South By Southwest 2009 has come and gone in a frenzy, and has predictably left many Austin residents with a sort of post-partum malaise. That and an Advil-resistant hangover. But one question arises in the Lone Star soaked afterglow of SXSW: do we Austinites love it or hate it?
For four full days in the middle of March, droves of celebrities, struggling bands and industry types descend on Austin for the music portion of SXSW and transform it into a hive of buzz-worthy activity. The scene is one of endless, free sponsored parties; music, extraordinary and unbearable, blaring from every street corner; and crowds for everything from your favorite BBQ joint to your highway exit and local bar.

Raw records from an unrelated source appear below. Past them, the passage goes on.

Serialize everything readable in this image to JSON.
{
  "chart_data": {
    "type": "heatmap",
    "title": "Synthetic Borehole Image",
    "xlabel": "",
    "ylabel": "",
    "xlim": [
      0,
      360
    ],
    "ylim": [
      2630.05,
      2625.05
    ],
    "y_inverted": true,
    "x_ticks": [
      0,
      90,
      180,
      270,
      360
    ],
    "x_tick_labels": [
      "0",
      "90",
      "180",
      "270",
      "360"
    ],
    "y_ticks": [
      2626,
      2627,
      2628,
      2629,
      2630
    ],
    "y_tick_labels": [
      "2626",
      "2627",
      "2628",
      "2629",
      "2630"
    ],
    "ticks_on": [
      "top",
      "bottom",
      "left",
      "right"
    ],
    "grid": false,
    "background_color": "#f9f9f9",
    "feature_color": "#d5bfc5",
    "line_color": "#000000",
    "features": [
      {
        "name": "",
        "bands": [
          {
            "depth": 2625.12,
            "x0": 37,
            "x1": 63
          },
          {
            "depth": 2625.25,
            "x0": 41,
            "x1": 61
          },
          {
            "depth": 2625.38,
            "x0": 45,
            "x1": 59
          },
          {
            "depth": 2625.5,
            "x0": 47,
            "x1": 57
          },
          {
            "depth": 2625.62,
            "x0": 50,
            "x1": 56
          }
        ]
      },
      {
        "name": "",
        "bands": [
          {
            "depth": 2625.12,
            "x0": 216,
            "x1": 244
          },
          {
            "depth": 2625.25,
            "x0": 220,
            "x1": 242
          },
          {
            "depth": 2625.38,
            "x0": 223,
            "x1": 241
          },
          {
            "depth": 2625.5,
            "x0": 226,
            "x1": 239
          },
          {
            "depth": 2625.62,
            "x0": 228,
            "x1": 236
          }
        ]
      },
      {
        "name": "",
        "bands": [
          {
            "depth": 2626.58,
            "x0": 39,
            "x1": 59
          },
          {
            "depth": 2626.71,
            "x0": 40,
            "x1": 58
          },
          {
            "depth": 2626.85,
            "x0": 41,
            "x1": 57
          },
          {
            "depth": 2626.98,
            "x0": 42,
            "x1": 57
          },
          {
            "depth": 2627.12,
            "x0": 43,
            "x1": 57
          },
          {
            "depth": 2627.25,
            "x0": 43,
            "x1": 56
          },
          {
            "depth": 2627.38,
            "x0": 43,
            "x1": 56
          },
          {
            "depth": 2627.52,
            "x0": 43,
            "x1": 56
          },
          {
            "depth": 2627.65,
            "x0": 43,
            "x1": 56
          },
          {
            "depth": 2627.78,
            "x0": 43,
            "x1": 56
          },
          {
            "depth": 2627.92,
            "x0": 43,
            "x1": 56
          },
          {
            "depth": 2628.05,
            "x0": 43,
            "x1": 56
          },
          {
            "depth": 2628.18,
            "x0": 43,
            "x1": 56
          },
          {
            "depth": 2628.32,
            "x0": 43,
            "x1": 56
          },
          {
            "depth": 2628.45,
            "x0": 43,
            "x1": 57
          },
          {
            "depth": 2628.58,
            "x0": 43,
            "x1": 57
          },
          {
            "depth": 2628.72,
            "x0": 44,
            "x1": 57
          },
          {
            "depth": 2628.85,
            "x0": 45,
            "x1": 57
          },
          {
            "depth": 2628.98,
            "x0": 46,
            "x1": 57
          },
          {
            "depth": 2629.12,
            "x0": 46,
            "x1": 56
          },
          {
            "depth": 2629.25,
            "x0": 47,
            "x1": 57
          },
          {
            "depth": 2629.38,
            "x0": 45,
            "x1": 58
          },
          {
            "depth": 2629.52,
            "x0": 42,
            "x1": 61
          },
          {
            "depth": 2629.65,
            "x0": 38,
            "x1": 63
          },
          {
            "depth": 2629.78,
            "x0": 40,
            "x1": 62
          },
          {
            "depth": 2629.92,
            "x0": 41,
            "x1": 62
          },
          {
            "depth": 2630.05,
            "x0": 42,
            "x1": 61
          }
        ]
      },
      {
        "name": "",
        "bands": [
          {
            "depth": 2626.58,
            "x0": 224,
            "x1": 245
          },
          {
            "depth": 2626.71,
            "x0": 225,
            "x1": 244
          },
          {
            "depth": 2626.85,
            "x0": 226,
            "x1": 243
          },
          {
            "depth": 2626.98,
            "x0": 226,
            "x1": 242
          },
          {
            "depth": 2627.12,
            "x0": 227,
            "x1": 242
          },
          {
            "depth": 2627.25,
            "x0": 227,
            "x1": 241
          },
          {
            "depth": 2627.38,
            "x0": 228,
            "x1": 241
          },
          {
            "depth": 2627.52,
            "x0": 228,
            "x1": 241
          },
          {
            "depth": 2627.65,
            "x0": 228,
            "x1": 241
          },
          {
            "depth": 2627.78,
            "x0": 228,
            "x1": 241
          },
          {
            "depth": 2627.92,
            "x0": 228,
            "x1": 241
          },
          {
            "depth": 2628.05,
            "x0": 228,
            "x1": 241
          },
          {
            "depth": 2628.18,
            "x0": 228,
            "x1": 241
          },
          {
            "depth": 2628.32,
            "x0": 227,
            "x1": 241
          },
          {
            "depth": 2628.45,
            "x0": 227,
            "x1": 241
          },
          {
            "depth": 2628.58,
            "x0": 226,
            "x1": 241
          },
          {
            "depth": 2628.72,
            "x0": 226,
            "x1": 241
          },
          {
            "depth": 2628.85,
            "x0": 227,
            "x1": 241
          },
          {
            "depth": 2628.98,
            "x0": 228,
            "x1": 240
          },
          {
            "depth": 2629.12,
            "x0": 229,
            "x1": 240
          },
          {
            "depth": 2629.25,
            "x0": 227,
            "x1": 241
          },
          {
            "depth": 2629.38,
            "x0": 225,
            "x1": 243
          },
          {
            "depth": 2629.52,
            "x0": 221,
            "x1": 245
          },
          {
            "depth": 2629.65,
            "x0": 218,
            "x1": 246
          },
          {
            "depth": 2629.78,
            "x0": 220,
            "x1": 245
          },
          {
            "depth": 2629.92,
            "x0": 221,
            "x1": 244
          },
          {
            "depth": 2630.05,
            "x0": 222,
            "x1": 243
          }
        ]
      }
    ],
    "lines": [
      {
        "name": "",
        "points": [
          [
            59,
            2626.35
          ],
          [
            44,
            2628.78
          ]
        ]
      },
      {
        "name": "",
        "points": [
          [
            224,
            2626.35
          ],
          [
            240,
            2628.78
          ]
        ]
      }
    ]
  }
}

As a New York City native, I am accustomed to crowding, but as an Austin resident of three years, I am on the fence about whether I want those kind of sardine can conditions in my new home base. All that said, the festival lends itself to nonstop day- and nightlife, unique opportunities, and more free tacos than you can shake a stick at.
If you're trying to decide whether to join in the mayhem in 2010, here are my highlights from this year. (The downside includes a high dose of industry attitude and the standard shitshow that ensues whenever a small city is overcrowded, so let's focus on the positive):
For the past two years during SXSW, the Felice Brothers band has come to crash at my apartment. The string of events that led them to my couches in particular is supremely random and surprisingly innocent, but I always look forward to hosting them. While here, they play various showcases, mill about Austin, catch up on laundry, hear some music and, inevitably, talk about how all good artists are dead. But I prefer my Felices alive; if you have ever seen them perform live, chances are you too are an evangelist. The point is, whether you want to catch a rare performance or meet a band you love, it's completely possible at SXSW.
In addition to the Penny Lane angle, this year a good friend of mine who works at SPIN was in town, giving me access to some uber hip events and the feeling that if I couldn't do everything, at least I would do a few things top-notch. Ironically, some of the most enjoyable hours of the festival were spent with said friend, slurping margaritas at out-of-dodge restaurants rather than at fabulous magazine parties. But I firmly believe that when your gut says "I will freak out if I have to stand in another crowd right now", it's important to listen.
I did, however, make it to the SPIN party on Friday afternoon, and it was well worth the hype. Among several bands and DJs, I saw the Black Lips, an act known for their high voltage performances and spouting thick gobs of saliva into the air. Rock and roll? Yes. Disgusting? Absolutely. Four skinny white boys, one in a pilgrim hat and poncho and another with a full mouth golden grill. The spectacle, brain rattling volume and vibrating energy of the show are still with me.
One phenomenal Felice Brothers' show, two Emergen-C's, three free cocktails and one taco later, I headed to a pizza parlor in North Austin to see the New York indie folk-rock band Motel Motel. It's great fun to see group in the zygote stage of their musical career giving it all they got. Motel Motel was starry eyed and exhausted from their whirlwind week and definitely worth the trek. I enjoyed the show so much I bought a CD, a simple pleasure as it's an awesome souvenir and infinitely more gratifying to sponsor the beer in the band's hand than to pad record label pockets.
Next stop was through Perez Hilton's "One Night in Austin" party, and a bit to my chagrin, I had a great time. I find Perez to be a somewhat odious character, but if throwing a soirée catering to all pop loving chicks and gay men in Austin is the mission, he nailed it. Plus, the drinks were free.
I arrived home at 3am Sunday morning and uneasiness of the end began to set in.
That morning at brunch with two girlfriends, we reminisced on the blur that was weekend and how to deal with our mild to mid level cases of the coulda-woulda-shouldas. We concluded there are millions of ways to do the festival, but my advice for SXSW survival is this: you can't do everything. Pick your battles and be proactive about your industry connections for access to the best music. Err on the side of day parties over night, as they are usually less of a cluster. Take a break when you need one. Capitalize on the opportunities that can only be had in these few days. If you hang in there, the hassle of the crowd and lines for the bathrooms will surely lead to at least few legendary moments.